Но Гринуэй не менее страстно преследовал и другую цель — превратить «Англо-персидскую компанию» в лидера нефтяного рынка Великобритании. Он часто повторял, что предприятие должно стать ядром «полностью британской компании… свободной от иностранного влияния в любом его виде». Это был очевидный выпад в сторону «Ройял Датч/Шелл». Гринуэй реанимировал призрак «угрозы „Шелл“», нападая на построения сэра Маркуса и его коллег, направленные на «защиту мировой монополии нефтяной торговли». Снова и снова Гринуэй с соратниками обвинял «Ройял Датч/Шелл» в нарушении интересов Великобритании, в «извлечении больших прибылей из продажи Германии нефтепродуктов» и в том, что эта компания становилась «серьезной угрозой нации»5.

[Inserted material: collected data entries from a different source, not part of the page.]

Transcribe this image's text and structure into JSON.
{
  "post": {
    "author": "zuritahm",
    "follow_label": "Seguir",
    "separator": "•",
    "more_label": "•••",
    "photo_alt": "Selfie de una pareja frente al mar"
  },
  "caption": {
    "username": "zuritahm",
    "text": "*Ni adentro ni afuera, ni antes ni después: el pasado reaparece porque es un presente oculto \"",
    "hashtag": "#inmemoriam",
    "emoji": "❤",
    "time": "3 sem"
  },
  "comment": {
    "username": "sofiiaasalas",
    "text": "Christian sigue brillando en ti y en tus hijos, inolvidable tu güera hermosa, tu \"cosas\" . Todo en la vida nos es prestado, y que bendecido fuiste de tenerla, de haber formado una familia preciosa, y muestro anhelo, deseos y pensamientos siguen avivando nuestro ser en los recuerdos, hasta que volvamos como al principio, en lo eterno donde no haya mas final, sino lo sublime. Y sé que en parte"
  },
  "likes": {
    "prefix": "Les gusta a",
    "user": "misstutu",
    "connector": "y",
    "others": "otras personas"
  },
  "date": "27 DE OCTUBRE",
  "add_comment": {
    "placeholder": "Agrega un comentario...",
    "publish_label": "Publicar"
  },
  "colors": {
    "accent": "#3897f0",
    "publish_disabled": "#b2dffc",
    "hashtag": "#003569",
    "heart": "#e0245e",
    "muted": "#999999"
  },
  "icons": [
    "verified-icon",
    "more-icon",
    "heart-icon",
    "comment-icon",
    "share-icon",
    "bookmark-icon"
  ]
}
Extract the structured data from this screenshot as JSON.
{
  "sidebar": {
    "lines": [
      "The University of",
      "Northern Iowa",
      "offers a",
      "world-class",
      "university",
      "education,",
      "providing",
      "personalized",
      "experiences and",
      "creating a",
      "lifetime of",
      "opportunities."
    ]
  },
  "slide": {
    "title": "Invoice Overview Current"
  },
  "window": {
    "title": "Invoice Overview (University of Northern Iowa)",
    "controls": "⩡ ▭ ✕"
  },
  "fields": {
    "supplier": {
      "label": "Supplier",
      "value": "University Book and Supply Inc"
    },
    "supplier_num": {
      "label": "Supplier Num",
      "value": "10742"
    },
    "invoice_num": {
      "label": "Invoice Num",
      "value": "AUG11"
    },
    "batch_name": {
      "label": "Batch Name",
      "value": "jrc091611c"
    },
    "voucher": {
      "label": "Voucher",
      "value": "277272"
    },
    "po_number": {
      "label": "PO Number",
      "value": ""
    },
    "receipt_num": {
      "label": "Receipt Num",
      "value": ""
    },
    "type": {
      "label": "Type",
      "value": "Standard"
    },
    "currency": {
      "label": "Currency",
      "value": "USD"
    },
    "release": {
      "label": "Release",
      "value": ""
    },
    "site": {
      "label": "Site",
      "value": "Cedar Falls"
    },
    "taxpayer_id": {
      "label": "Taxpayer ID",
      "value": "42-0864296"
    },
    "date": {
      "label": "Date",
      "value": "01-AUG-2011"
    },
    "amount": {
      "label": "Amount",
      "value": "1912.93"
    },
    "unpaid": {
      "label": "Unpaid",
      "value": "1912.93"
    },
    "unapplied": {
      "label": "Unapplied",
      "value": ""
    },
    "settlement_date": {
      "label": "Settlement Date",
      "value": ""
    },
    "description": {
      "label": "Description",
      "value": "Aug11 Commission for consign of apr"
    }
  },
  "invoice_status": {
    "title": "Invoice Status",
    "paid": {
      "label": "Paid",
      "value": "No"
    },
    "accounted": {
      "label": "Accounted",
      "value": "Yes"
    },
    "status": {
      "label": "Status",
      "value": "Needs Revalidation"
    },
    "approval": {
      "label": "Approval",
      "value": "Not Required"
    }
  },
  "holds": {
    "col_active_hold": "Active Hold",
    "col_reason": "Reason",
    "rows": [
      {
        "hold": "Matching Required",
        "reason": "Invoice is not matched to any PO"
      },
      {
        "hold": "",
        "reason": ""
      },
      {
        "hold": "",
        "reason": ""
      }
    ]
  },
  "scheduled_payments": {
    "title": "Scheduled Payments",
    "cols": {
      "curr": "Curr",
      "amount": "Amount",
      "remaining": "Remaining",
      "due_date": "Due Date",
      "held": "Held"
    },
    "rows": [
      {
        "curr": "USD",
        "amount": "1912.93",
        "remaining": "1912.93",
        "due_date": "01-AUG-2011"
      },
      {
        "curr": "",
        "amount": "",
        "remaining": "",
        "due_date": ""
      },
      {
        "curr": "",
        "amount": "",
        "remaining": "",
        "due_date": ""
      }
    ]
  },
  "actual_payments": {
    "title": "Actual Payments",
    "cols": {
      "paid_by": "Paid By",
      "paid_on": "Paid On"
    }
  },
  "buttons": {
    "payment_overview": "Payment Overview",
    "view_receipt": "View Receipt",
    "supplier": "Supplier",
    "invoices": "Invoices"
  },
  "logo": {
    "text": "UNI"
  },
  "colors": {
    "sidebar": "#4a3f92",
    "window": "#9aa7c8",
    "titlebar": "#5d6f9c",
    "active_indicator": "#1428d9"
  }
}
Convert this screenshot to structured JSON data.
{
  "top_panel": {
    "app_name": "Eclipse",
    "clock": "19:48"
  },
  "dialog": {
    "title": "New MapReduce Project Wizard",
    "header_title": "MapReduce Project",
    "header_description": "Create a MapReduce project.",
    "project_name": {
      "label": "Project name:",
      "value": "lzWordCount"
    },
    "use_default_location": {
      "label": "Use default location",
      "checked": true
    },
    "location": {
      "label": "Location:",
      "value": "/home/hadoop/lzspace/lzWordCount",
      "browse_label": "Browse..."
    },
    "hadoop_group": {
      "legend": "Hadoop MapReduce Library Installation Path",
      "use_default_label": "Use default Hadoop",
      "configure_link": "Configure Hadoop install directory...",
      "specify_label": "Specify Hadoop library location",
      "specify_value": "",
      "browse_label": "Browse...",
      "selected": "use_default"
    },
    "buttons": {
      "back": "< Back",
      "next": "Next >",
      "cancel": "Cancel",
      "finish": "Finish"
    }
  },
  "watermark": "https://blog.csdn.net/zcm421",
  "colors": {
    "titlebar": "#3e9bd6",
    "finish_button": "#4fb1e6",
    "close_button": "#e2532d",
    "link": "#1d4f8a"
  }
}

Все эти обвинения были столь же неискренними, сколь и недостоверными. Торговец Детердинг, натурализовавшийся и проведший военные годы в Лондоне, в значительной мере идентифицировал свои интересы и интересы своей компании с интересами союзников. Что касается Маркуса Сэмюеля, он был просто ярым патриотом Великобритании и заплатил высокую цену за защиту ее интересов. Один из двух его сыновей, содержавший перед войной дом призрения для бедных мальчиков в лондонском Ист-Энде, был убит во Франции, когда вел свой взвод в атаку. Сэмюель и его жена опубликовали в память о молодом человеке его стихи. Другой его сын умер после войны от последствий полученных ранений.

Толуол — важный ингредиент взрывчатого вещества тринитротолуола — обычно изготавливали из угля. В 1903 году химик из Кембриджского университета обнаружил, что его можно с большой производительностью получать из сырой нефти, добываемой «Шелл» на Борнео. Сэмюель попытался действовать в интересах Адмиралтейства, но там его доклад встретили со значительной долей скептицизма и отказались от предложенных поставок. Через одиннадцать лет, в начале войны, было сделано повторное предложение — и снова оно было отвергнуто. Даже когда стало почти очевидно, что Германия делает тринитротолуол из сырой нефти с Борнео, британский флот остался равнодушен. Но картина быстро поменялась, когда к концу 1914 года производство толуола из угля уже не соответствовало требованиям времени, и Великобритания столкнулась с риском остаться без взрывчатки. Она нуждалась в толуоле из нефти, но производить его было негде. Фабрика по производству толуола была уже построена «Шелл», но не в Британии, а в Роттердаме, в нейтральной Голландии. Мало того — было ясно, что германские компании использовали именно производство роттердамской фабрики для изготовления тринитротолуола.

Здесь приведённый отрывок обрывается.